O Maranhão entra no calendário nacional de mobilizações do Julho das Pretas com uma programação diversa que reforça a luta das mulheres negras por igualdade racial, justiça social e reconhecimento histórico. As atividades acontecem principalmente em São Luís e reúnem movimentos sociais, coletivos, pesquisadores e representantes da sociedade civil.
A iniciativa marca o 25 de julho, data que celebra o Dia Internacional da Mulher Negra Latino-Americana e Caribenha e homenageia a líder quilombola Teresa de Benguela, símbolo de resistência e organização política do povo negro no Brasil.
Um dos principais momentos da programação é a Marcha das Mulheres Negras, que deve percorrer o Centro Histórico de São Luís, reunindo participantes em um ato de visibilidade e reivindicação de direitos. Mais do que um ato simbólico, a marcha busca chamar atenção para desigualdades persistentes que afetam diretamente as mulheres negras, como dificuldades de acesso à saúde, educação, mercado de trabalho e participação política.

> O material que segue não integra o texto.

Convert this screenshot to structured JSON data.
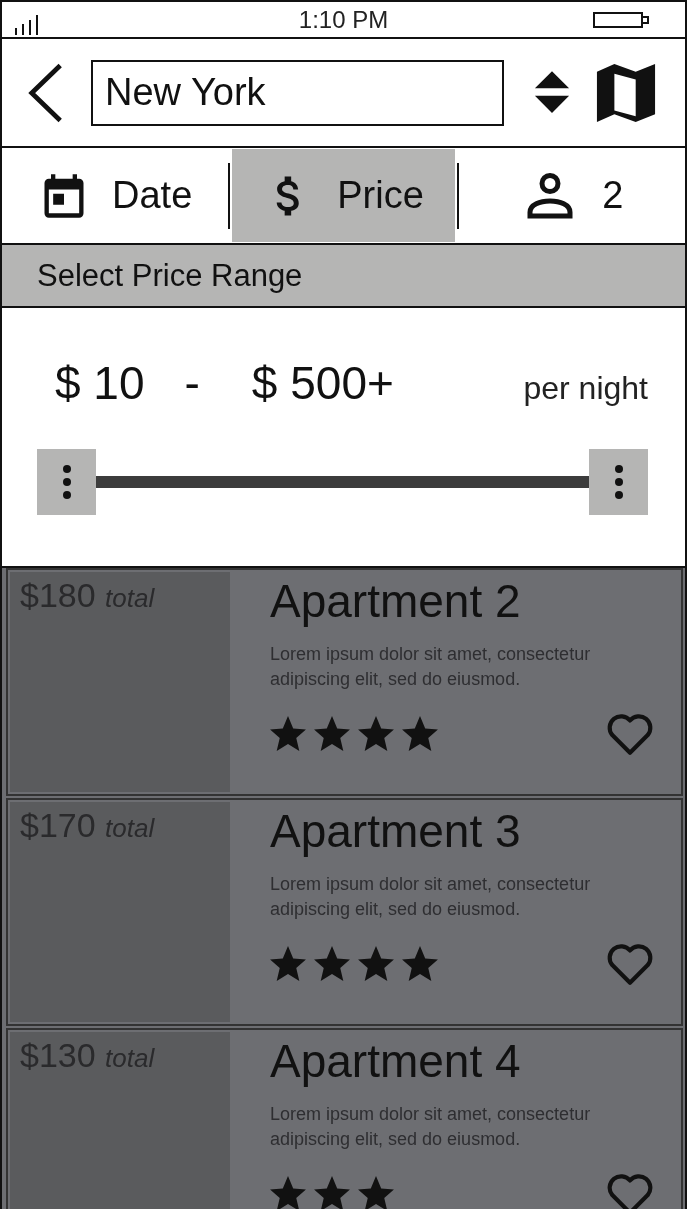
{
  "status_bar": {
    "time": "1:10 PM"
  },
  "search": {
    "value": "New York"
  },
  "tabs": [
    {
      "kind": "date",
      "label": "Date",
      "selected": false
    },
    {
      "kind": "price",
      "label": "Price",
      "selected": true
    },
    {
      "kind": "guests",
      "label": "2",
      "selected": false
    }
  ],
  "price_filter": {
    "title": "Select Price Range",
    "min": "$ 10",
    "separator": "-",
    "max": "$ 500+",
    "unit": "per night"
  },
  "listings": [
    {
      "price": "$180",
      "price_unit": "total",
      "title": "Apartment 2",
      "description": "Lorem ipsum dolor sit amet, consectetur adipiscing elit, sed do eiusmod.",
      "stars": 4,
      "favorite": false
    },
    {
      "price": "$170",
      "price_unit": "total",
      "title": "Apartment 3",
      "description": "Lorem ipsum dolor sit amet, consectetur adipiscing elit, sed do eiusmod.",
      "stars": 4,
      "favorite": false
    },
    {
      "price": "$130",
      "price_unit": "total",
      "title": "Apartment 4",
      "description": "Lorem ipsum dolor sit amet, consectetur adipiscing elit, sed do eiusmod.",
      "stars": 3,
      "favorite": false
    }
  ]
}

A mobilização integra a campanha nacional Julho das Pretas, que em 2026 chega à 14ª edição com o tema “Seguimos em Marcha por Reparação e Bem Viver”, destacando a necessidade de políticas públicas voltadas à equidade racial.
Além da marcha, a programação inclui uma feira multicultural de afroempreendedorismo, com exposição e comercialização de produtos ligados à cultura afro-brasileira. A iniciativa também busca valorizar a trajetória histórica das mulheres negras como pioneiras em atividades comerciais e na economia popular.
Rodas de conversa, debates e atividades formativas completam a agenda, abordando temas como racismo estrutural, direitos sociais e o conceito de “bem viver”. O evento também abre espaço para manifestações artísticas, com destaque para o chamamento de criadores para o Festival de Artes Cênicas Preta do Maranhão.
Um dos eixos centrais das discussões neste ano é a reparação histórica, entendida não apenas como compensação material, mas como um conjunto de ações que garantam dignidade e igualdade de oportunidades. Entre os pontos defendidos estão o acesso ampliado à educação, saúde, moradia, saneamento, trabalho e valorização da cultura e da ancestralidade negra.
Especialistas e lideranças destacam que a data é também um momento de reflexão coletiva sobre o legado da escravidão e suas consequências na sociedade contemporânea, reforçando a necessidade de políticas públicas estruturantes.
A escolha de Teresa de Benguela como referência histórica reforça o papel das mulheres negras como protagonistas de processos de resistência. Líder do Quilombo do Quariterê no século XVIII, ela organizou estratégias de defesa, produção e articulação política contra o sistema escravista, tornando-se símbolo de liderança feminina negra.
Hoje, sua trajetória segue inspirando novas gerações na luta por equidade e reconhecimento. No Maranhão, o Julho das Pretas reafirma esse legado ao promover espaços de debate, cultura e mobilização social, fortalecendo a pauta antirracista e o protagonismo das mulheres negras na construção de uma sociedade mais justa.